Indeed, CW wrote a letter to the director in which he pointed out and explained the Kabbalistic symbolism to her. Gareth Knight, in The Magical World of the Inklings, writes that pageant plays use many of the same methods as ritual magic, and that Judgement at Chelmsford invokes “archetypal forces” and evokes “place memories.” It is “a form of initiation drama” that “contains the mechanics of a magical evocation of consciousness.”
These should not surprise us by now. And perhaps England had gotten used to CW’s oddities by then. It is very good poetry and quite good drama.
There are places in which the old Gospel is retold in powerful new language: Jerusalem says:
I am the oldest and youngest of all the Sees,
Jerusalem; the body of my Bishop was never shrined
after it was twined on the criss-cross pontifical chair,
and a mitre there of a sharp kind on his head.
And then there are two of my favorite parts. One is a commentary on the difficulties of being a poet:
The Girl-Abbess: Do you like writing poetry?
Udall: It is rather difficult sometimes. One has to work extremely hard at it, even though I am one of the best poets in the kingdom.
The Girl-Abbess [with interest]: Really? I thought it all just… [she waves her hand vaguely] came. Did King David have to work when he wrote the psalms? are they poetry?
Udall: They are, Lady Abbess, and he did. if anyone tells you that poetry comes [he waves his hand as she did] Lady Abbess, tell him—tell him he is an infidel and an unbeliever. Almighty God does not give those things as easily as all that.
The Girl-Abbess: Really? You astonish me, father. The Lady Abbess […] always gave us to understand that that was the way in which she composed her hymns.
And the other is a commentary on what makes Christian art. The priest wonders why the most devout girl in the school isn’t playing Mary Magdalene. Well, explains the director, because she can’t act.

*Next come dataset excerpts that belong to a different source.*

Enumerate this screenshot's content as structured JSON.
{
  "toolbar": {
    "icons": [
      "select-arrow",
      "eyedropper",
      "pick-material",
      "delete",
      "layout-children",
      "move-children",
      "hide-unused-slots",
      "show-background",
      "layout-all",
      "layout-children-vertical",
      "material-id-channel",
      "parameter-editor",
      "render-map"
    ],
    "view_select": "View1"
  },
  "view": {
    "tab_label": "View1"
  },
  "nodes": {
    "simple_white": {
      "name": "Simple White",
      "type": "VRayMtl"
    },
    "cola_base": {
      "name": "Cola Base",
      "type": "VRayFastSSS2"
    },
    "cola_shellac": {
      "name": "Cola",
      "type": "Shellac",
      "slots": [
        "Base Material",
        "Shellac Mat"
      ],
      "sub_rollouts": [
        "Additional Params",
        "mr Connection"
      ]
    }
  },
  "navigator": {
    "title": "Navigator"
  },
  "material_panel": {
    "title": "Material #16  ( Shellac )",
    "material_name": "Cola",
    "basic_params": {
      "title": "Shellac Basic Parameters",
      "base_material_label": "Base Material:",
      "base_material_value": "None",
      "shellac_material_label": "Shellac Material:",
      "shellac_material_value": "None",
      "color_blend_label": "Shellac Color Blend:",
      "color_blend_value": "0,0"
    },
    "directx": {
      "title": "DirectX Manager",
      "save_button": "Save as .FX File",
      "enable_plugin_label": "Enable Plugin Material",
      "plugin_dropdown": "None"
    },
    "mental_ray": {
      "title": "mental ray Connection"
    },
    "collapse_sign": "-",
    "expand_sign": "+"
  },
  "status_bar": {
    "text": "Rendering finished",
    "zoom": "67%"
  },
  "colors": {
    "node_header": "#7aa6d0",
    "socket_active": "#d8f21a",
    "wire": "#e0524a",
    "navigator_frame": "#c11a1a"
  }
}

The Confessor: Why couldn’t she have been the Magdalen?
The Producer: She’s a worse actress, Father. She does much better as Sloth. Mary makes a finer show.
The Priest: But she’s not so pious.
The Producer: If piety can’t act, Father, piety ought not to be in a play.
Hear, hear. That’s my new favorite line: If piety can’t act, piety ought not to be in a play. Maybe I’ll make that the new motto for Ekphrasis. It’s a good line for any Christian in the arts to remember.